For those trying to stay actively involved while the equity futures figure out which way they want to break, a few additional names on my watch list for day and swing trades are Sinclair Broadcast (SBGI) , Alibaba Group (BABA) , NutriSystem (NTRI) , Paycom Software (PAYC) , Dexcom (DXCM) and Synopsys (SNPS) . All names are strengthening, or already strong. And I am only interested in trading them long.
As far as Wednesday's Es auction is concerned, buyers entered the market one tick ahead of the 2347 to 2348.50 support zone outlined in that morning's Trader's Daily Notebook. And from there, traders auctioned the contract back into our 2358.50 to 2360 resistance zone. Outside of buying the opening dip, I don't believe the auction offered all that much to the active day timeframe participant.
Several Real Money readers asked whether Wednesday's light volume was a noteworthy development, and while it was pretty light, I really don't believe it's a big deal. We've seen this market climb higher on ever-dwindling volume figures for years. So to those who continue to fret over volume, I'd encourage you to let it go.

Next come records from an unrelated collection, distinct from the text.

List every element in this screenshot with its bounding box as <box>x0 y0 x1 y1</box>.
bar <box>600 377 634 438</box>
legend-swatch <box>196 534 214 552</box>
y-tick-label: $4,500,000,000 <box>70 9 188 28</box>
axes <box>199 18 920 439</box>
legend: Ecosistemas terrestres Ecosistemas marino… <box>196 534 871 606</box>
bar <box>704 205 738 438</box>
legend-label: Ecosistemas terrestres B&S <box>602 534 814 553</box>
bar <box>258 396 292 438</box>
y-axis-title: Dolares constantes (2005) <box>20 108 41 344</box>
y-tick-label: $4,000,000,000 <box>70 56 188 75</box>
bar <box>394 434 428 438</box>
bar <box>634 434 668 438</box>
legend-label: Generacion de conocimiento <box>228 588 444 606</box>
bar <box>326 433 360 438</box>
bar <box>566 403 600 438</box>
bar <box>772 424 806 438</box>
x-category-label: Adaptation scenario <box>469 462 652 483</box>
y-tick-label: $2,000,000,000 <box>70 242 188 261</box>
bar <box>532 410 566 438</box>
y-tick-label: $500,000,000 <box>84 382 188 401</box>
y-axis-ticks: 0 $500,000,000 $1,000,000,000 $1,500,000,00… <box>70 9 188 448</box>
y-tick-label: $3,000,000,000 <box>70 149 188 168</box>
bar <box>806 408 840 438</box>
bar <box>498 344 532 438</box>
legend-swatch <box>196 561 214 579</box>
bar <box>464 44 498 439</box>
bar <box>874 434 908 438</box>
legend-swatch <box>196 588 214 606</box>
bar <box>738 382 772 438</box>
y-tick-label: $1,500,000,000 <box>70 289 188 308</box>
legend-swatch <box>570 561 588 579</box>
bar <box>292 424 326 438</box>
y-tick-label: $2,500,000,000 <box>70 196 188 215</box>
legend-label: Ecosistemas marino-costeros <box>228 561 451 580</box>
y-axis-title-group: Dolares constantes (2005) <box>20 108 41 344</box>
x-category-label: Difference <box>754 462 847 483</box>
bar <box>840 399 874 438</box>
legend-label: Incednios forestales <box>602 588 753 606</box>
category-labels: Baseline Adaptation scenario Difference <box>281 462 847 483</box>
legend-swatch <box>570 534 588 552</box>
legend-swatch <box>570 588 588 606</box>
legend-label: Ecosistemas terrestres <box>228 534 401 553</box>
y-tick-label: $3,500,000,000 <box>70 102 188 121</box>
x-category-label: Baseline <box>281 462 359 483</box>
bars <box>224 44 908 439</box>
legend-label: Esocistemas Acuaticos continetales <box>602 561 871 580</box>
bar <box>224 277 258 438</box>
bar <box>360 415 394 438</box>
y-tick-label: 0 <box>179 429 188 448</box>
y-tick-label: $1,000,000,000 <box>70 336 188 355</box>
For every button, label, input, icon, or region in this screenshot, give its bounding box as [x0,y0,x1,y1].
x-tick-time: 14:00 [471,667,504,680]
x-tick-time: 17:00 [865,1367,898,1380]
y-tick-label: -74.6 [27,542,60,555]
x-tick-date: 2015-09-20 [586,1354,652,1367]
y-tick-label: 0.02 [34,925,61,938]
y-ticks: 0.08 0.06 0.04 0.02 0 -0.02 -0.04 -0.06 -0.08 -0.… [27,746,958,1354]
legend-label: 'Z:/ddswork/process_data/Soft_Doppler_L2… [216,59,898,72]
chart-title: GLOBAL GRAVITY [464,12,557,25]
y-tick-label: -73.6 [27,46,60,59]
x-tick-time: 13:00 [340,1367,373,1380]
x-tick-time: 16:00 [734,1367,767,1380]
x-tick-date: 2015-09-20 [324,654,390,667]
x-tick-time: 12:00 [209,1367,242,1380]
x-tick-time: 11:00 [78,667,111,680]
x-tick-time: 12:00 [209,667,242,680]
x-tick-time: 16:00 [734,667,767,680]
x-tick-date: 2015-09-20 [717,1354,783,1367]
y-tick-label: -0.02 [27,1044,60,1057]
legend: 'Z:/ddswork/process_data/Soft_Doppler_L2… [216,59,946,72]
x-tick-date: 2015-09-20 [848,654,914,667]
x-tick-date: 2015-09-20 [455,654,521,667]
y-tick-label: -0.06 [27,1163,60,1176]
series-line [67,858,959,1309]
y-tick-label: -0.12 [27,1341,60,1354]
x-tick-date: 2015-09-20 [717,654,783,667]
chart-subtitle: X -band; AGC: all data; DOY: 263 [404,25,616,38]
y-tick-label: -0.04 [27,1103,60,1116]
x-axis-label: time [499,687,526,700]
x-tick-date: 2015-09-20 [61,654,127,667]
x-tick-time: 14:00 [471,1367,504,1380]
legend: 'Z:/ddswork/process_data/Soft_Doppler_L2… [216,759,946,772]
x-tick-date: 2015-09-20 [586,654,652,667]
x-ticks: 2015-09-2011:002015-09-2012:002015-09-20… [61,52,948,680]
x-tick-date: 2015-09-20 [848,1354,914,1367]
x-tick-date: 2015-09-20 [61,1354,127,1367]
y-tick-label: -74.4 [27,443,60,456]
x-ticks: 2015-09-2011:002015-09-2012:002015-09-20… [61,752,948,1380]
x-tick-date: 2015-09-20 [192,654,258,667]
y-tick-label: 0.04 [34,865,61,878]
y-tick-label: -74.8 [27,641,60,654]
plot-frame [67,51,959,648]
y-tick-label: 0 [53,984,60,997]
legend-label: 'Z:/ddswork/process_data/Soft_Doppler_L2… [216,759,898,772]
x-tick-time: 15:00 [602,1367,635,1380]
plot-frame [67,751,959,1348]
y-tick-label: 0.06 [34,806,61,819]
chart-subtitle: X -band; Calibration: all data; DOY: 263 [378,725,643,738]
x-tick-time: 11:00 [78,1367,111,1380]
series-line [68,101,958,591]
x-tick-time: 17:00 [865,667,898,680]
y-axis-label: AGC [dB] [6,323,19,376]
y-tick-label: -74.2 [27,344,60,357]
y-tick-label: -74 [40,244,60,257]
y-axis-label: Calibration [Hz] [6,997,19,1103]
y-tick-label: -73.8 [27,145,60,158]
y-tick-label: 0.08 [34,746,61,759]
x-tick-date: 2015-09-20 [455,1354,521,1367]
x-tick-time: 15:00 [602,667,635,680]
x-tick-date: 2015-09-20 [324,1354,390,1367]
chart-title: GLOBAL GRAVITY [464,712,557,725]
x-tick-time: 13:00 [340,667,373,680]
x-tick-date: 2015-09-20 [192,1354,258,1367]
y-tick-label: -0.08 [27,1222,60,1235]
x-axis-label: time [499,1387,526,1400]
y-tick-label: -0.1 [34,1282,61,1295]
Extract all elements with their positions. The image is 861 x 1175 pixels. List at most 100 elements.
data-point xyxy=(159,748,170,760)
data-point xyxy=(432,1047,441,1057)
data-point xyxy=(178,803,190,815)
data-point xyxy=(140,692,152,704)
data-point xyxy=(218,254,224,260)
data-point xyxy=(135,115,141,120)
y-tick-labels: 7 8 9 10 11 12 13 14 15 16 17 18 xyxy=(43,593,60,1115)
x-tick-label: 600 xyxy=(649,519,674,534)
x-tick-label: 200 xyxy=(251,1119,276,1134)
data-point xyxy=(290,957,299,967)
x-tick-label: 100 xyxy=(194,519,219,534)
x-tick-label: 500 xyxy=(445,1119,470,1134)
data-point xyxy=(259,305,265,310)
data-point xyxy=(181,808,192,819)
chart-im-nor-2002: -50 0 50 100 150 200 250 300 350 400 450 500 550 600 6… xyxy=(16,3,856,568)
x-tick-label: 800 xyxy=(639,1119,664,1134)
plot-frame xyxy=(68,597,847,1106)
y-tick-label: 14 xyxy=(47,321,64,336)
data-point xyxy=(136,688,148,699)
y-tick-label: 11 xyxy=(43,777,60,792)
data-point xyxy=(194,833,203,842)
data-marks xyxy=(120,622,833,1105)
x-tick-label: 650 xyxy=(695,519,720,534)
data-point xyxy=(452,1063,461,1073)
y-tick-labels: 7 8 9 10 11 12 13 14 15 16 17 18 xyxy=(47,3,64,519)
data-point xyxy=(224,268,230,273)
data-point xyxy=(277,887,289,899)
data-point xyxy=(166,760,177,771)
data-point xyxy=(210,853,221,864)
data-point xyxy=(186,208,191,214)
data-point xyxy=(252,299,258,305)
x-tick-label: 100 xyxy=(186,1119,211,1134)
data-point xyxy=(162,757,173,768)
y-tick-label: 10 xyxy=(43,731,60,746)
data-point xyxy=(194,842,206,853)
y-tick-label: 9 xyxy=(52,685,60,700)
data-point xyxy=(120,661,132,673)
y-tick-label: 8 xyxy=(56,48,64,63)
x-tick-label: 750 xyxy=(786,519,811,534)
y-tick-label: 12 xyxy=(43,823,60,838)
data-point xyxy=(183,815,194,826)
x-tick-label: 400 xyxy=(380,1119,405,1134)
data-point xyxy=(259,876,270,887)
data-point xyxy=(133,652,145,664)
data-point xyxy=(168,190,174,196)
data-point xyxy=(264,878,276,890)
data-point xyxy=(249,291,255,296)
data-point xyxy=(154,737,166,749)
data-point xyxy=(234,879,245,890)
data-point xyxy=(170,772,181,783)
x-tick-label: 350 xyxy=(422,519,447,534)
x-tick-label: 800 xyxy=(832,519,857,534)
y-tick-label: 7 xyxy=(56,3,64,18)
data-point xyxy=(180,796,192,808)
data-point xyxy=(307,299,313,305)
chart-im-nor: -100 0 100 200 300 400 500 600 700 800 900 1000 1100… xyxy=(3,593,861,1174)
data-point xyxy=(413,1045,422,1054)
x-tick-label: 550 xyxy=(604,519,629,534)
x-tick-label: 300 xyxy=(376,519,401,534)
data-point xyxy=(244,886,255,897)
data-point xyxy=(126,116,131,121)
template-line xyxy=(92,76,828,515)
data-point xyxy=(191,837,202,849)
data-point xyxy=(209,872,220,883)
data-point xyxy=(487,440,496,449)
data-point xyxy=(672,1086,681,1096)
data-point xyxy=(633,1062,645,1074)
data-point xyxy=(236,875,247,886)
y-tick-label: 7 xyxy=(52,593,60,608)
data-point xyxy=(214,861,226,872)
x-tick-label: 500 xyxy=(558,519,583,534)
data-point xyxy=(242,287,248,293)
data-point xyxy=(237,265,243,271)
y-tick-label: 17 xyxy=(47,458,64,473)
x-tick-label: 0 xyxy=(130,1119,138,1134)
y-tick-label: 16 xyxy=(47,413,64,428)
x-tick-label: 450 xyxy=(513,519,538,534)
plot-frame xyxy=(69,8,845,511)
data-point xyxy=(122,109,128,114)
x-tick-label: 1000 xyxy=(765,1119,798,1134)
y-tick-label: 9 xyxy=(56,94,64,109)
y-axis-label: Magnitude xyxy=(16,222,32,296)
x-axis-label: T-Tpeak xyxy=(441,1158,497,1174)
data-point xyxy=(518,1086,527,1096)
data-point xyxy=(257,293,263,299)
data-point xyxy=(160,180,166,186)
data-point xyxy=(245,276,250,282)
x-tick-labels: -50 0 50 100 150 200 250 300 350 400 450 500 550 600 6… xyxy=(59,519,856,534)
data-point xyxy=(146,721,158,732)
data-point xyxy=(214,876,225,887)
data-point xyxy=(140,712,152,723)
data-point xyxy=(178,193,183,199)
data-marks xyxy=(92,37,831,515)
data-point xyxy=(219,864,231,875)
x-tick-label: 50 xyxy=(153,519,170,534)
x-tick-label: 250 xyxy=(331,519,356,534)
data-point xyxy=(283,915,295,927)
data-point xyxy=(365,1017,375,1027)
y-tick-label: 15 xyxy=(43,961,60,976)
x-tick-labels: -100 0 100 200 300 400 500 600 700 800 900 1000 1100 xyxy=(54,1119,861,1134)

As far as the numbers are concerned, approximately 1.6 million Es contracts were transacted, on average, each day during the regular session between March 21 and Tuesday. During that time, we saw volume spike as high as 2.43 million regular-session contracts on March 21, and dip as low as 1.31 million regular-session contracts on Monday. Wednesday's regular-session volume came in at 993,000 contracts, or nearly 38% lower than the average for all days between March 21 and Tuesday.
Moving on to Thursday's Es auction, we'll enter the session with a focus on 2352.50 and 2358.50 to 2360. Those currently positioned for an upside drive beyond 2360 would rather not see a single contract transact beneath 2354.75, but in an attempt to avoid being too tied to such a narrow range, I'd suggest those looking long maintain their bullish bias as long as we're trading above 2352.50.
As long as responsive buyers remain active above 2352.50, we'll continue to look for bullish continuation above 2360, with renewed supply expected to enter the auction toward 2370.25 and 2376.25.
A failed trade from 2352.50 opens the door to selling toward 2345.75, with 2332.50 to 2334.75 remaining our secondary, and notably more aggressive, downside target.